Scanning huge collections

Scanning a complete collection is a time consuming process which has to be done offline. Depending on the hardware and collection size it can take hours to process. Most often, this is only necessary once to initially de-dupe an existing dataset. Subsequent operation should then scan before adding new images to the collection to keep the dataset clean.

Reducing scan time is always a trade-off between time and detection quality. We propose two scan modes: balanced & speed which both suggest different parameter values for rank.approximate and rank.smartfilter based on the collection size.

The python snippet implements both scanning modes (see full scan).

  • up to 10,000 docs use rank.approximate=false & rank.smartfilter=off
  • up to 100,000 docs use rank.approximate=false & rank.smartfilter=low
  • from 100,000 docs use rank.approximate=true & rank.smartfilter=medium

  • up to 100,000 docs use rank.approximate=false & rank.smartfilter=high
  • from 100,000 docs use rank.approximate=true & rank.smartfilter=high

When using rank.approximate=true you have to manually remove irrelevant matches from the result set that do not meet a required score threshold. The provided snippet automatically does this for you.

Maintain a clean image collection

To keep your collection free of duplicates, scan new images to check if they already exist before you index them. Based on the response, you can take various actions, such as rejecting the new document, adding a link to the existing document IDs, forcing user input, or overwriting the existing document.

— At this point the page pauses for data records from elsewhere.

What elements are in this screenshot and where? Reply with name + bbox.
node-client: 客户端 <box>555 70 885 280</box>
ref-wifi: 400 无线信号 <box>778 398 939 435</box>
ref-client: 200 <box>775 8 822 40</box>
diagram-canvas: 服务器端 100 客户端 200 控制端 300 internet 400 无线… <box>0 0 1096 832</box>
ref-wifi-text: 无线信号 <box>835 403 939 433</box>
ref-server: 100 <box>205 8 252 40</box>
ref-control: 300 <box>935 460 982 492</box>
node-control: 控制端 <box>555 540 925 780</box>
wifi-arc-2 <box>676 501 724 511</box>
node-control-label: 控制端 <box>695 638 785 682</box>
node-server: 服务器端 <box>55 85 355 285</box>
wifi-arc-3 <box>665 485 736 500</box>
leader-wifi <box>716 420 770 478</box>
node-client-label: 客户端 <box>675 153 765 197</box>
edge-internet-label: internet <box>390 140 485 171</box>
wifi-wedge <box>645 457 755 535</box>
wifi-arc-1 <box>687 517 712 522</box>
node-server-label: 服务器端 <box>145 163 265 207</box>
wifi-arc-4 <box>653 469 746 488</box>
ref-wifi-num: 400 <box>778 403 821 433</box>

The graph below shows the process how to efficiently scan before indexing a new doc. The idea is that an image should be analyzed only once to avoid repeated analysis steps and to reuse the preprocessed json data throughout the workflow.

graph LR
  B[Flow /analyze endpoint]
  C[Flow /duplicate endpoint]
  D[Flow /update endpoint]

  A <==>|1. Analyze image| B
  A <==>|2. Scan for duplicates | C
  A ==>|3. Index Json| D
  1. Analyze image
  2. Use preprocessed json to scan for duplicates (
  3. use preprocessed json to index doc, if it does not exist

Use Cases


Finding near-duplicate images can help identify products that are being sold by multiple vendors, making it easier to manage inventory and ensure product authenticity.

Media and entertainment

Finding near-duplicate images can help identify copyright violations and protect intellectual property rights for content creators.

Stock photography

Automatically identify and reject image uploads of previously flagged and rejected images of content creators.

Real estate

Identify fraudulent image uploads (fake listings) on the marketplace by matching them with verified users' images, identify duplicate listings for the same home or property if imported from multiple sources.

Digital asset management

Prevent multiple uploads of different users or associate different version of an image. Dedupe existing image collection.